Will We Run Out of Helium?

I read that helium comes from the Earth, is non-renewable and becoming in short supply. Could we run out?

The US helium reserves near Amarillo, TX may become depleted in 20 to 30 years. Those reserves are to be sold off to private industry by 2015, and represent most of the world’s READILY AVAILABLE helium. So, yes, there are concerns about a shortage.

Helium is mostly obtained from natural gas fields, where the helium created by decay of radioactive deposits in the Earth’s crust becomes trapped. If we can’t find any more this way, helium could be obtained the same way we do the other inert gases - neon, argon, krypton, xenon - from fractional distillation of liquid air. This, would, however, be far more expensive.

On a related note, is there a helium market (similar to the silver / gold market) where one could buy futures?

Don’t bother. It’s run by a bunch of clowns, and the bubble is about to burst.

Bravo

I thought they were already privatized by Reagan in the 80’s. Or am I mis-remembering this?

Hmmm… Amarillo is also where US nuclear weapons are refurbished. One bad accident, and Amarillo will blow higher than I ever woulda thought!

This is precisely what happened with rare earths. OMG we’re running out of neodymium. OMG. OMG. The weird thing is that when the price started to go up, we miraculously found more. It’s almost like someone is watching over us. :cool:

Rest comfortably in His invisible hand.

It also has a restaurant where you they serve a 72oz steak dinner. If you eat the whole thing within an hour (including the sides) it’s free. Just to compound the magnitude of the loss.

The problem with rare earths is due to most of the world’s supply being from China, who doesn’t want to sell off its supply (the U.S. once had a rare-earth mine but it was shut down, but not because it ran out; prices became too low for them to profit, although they are now starting it up again). The same applies to many other resources, like oil; higher prices lead to new technology (but prices don’t necessarily go back down; the cost and energy to produce a barrel of oil is much higher now than 10 years ago, or 100).

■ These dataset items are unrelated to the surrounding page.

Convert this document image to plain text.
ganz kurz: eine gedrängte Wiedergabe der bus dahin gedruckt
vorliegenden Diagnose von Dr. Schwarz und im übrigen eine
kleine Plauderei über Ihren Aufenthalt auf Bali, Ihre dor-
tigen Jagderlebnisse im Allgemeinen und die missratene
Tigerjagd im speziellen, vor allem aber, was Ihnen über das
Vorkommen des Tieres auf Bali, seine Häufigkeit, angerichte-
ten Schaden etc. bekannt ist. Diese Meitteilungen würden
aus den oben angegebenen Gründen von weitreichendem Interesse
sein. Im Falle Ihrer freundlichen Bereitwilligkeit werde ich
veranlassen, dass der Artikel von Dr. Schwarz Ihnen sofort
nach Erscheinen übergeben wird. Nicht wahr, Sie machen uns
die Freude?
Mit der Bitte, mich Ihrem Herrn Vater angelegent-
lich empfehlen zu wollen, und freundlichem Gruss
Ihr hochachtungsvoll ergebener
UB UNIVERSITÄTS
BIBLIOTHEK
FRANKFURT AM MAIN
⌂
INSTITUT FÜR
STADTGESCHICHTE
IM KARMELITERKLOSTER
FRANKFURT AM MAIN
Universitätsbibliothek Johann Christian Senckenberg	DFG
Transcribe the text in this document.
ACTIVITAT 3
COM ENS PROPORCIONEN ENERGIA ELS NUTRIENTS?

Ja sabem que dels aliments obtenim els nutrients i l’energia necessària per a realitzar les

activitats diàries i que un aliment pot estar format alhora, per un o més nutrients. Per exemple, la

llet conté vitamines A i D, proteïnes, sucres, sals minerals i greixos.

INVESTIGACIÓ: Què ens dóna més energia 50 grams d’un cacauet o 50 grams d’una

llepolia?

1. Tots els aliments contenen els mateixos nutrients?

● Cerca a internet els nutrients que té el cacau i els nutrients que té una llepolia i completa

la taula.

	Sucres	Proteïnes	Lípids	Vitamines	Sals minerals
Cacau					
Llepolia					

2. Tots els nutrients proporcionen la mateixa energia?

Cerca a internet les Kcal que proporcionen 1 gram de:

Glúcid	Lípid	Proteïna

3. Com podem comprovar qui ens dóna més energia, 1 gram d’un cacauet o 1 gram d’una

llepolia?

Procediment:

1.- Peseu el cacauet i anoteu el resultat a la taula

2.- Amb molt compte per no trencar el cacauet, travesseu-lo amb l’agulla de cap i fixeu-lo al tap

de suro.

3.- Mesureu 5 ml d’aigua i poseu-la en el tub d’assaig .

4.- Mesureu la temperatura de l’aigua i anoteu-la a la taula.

In any case, I expect things like helium-filled party balloons will become rare once current stockpiles are used up; perhaps extraction from natural gas will increase but demand is much higher than production.

Hydrogen balloons for little kids probably would not fly.

Dunno, they might go over with a bang.

The “Helium Privatization Act of 1996” calls for the US to sell off the helium reserve by 2015. Clinton administration.

I was overstating a bit about “most of the world’s supply”. The US does hold about half the world’s supply. This piece says the world will run out in about 40 years:

http://blogs.discovermagazine.com/80beats/2010/08/25/nobel-prize-winner-warns-world-were-running-out-of-helium/

Helium shortage? I once invented a process to make helium from hydrogen, but it put out so much excess energy as a byproduct that I didn’t think anyone would be interested. Maybe I should look for my notes.

A small side note, when the US decided helium was a strategic and military asset, they decided not to sell it to Nazi Germany. As a result, the Hindenburg, which was designed to use helium, instead used flammable hydrogen. Oh, the humanity…

One could probably argue that the reserves of helium are essentially the same as our reserves of natural gas. The vast majority of the Helium in those reserves is simply lost as we burn the natural gas. It costs too much to recover it. Once the natural gas runs out we run out of economic helium. The argument about the critical nature of helium is that natural gas is simply one of a large number of ways we find economic and convenient energy, and running out of that in 100 years or so is not that big a deal. (Clearly by then economics will have forced the world to find new energy sources :smiley: ) But the concomitant loss of economic helium is essentially irreplaceable. The likely price hike would be staggering. Fractional distillation of air would probably mean between a hundred and a thousand fold increase in price. This would make most superconducting devices uneconomic. More likely is a ten to one hundred times price hike, with much reduced production from otherwise uneconomic natural gas reserves, and the use of Helium recovery systems on all superconductors. That would still be a game changer.

Shutting down gas production from those natural gas wells that have high Helium content, and preserving them for a time when the Helium is worth more than the natural gas they hold would make sense.

This is a common offering restaurants in Texas. Last time I was there (many years ago, Dallas IIRC), we went to places there with similar offers.

There are plenty of superconductors now that don’t need liquid helium, and some even that can work with liquid nitrogen (which we’ll never run out of). There are, however, a number of other cryogenics projects that do need liquid helium.

And the big problem with the Hindenberg wasn’t the hydrogen; it was the thermite they used as a sealant in the envelope. The disaster would still have been about as bad if they had used helium.

If we get really desperate, we can always go to the moon and mine it there.

…or so my (slightly) wide-eyed NASA-optimist friend says, far too often.